President John Dramani Mahama has signed the Legal Education Reform Bill, 2025, into law, marking a historic shift in Ghana’s legal education system and ending the 66-year monopoly of the Ghana School of Law over professional legal training.
The new legislation, widely regarded as one of the most significant reforms in Ghana’s legal sector since independence, opens the door for accredited universities to offer professional legal education programmes previously reserved exclusively for the Ghana School of Law.
Under the new framework, a newly established Council for Legal Education and Training will oversee standards, accreditation, and curriculum development across institutions offering professional law programmes. The law also introduces a unified National Bar Examination, which all law graduates from approved institutions must pass before being called to the Ghana Bar.

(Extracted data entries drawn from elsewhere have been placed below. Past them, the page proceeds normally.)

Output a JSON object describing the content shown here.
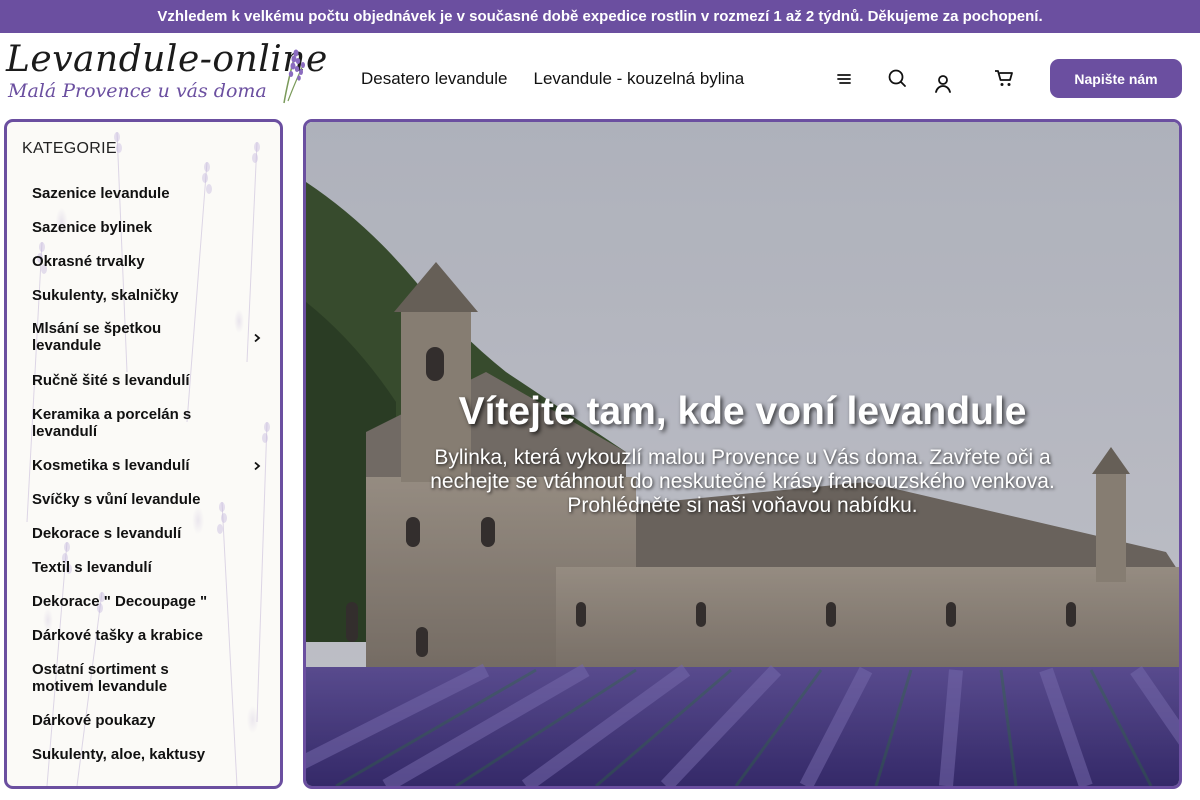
{
  "announcement": "Vzhledem k velkému počtu objednávek je v současné době expedice rostlin v rozmezí 1 až 2 týdnů. Děkujeme za pochopení.",
  "logo": {
    "title": "Levandule-online",
    "subtitle": "Malá Provence u vás doma"
  },
  "nav": {
    "items": [
      "Desatero levandule",
      "Levandule - kouzelná bylina"
    ]
  },
  "header": {
    "contact_button": "Napište nám",
    "icons": [
      "menu-icon",
      "search-icon",
      "user-icon",
      "cart-icon"
    ]
  },
  "sidebar": {
    "title": "KATEGORIE",
    "items": [
      {
        "label": "Sazenice levandule",
        "has_submenu": false
      },
      {
        "label": "Sazenice bylinek",
        "has_submenu": false
      },
      {
        "label": "Okrasné trvalky",
        "has_submenu": false
      },
      {
        "label": "Sukulenty, skalničky",
        "has_submenu": false
      },
      {
        "label": "Mlsání se špetkou levandule",
        "has_submenu": true
      },
      {
        "label": "Ručně šité s levandulí",
        "has_submenu": false
      },
      {
        "label": "Keramika a porcelán s levandulí",
        "has_submenu": false
      },
      {
        "label": "Kosmetika s levandulí",
        "has_submenu": true
      },
      {
        "label": "Svíčky s vůní levandule",
        "has_submenu": false
      },
      {
        "label": "Dekorace s levandulí",
        "has_submenu": false
      },
      {
        "label": "Textil s levandulí",
        "has_submenu": false
      },
      {
        "label": "Dekorace \" Decoupage \"",
        "has_submenu": false
      },
      {
        "label": "Dárkové tašky a krabice",
        "has_submenu": false
      },
      {
        "label": "Ostatní sortiment s motivem levandule",
        "has_submenu": false
      },
      {
        "label": "Dárkové poukazy",
        "has_submenu": false
      },
      {
        "label": "Sukulenty, aloe, kaktusy",
        "has_submenu": false
      }
    ]
  },
  "hero": {
    "title": "Vítejte tam, kde voní levandule",
    "text": "Bylinka, která vykouzlí malou Provence u Vás doma. Zavřete oči a nechejte se vtáhnout do neskutečné krásy francouzského venkova. Prohlédněte si naši voňavou nabídku."
  },
  "colors": {
    "accent": "#6b4fa0",
    "text": "#111111",
    "background": "#ffffff"
  }
}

For decades, the Ghana School of Law remained the sole institution authorized to provide the professional law course required for legal practice in Ghana. However, the centralized system faced growing criticism over limited admission capacity, difficult entrance examinations, and the inability of many qualified LLB graduates to gain access to professional legal training.
Legal education advocates and reform supporters have welcomed the new law, arguing that it will expand access to legal education, reduce long-standing barriers to entry, and decentralize professional legal training while maintaining academic and professional standards through the national examination system.
The Legal Education Reform Bill was passed by Parliament in March 2026 before receiving presidential assent from President Mahama today.
Observers say the reform could significantly reshape the future of legal education in Ghana by increasing opportunities for aspiring lawyers and modernizing the country’s legal training framework.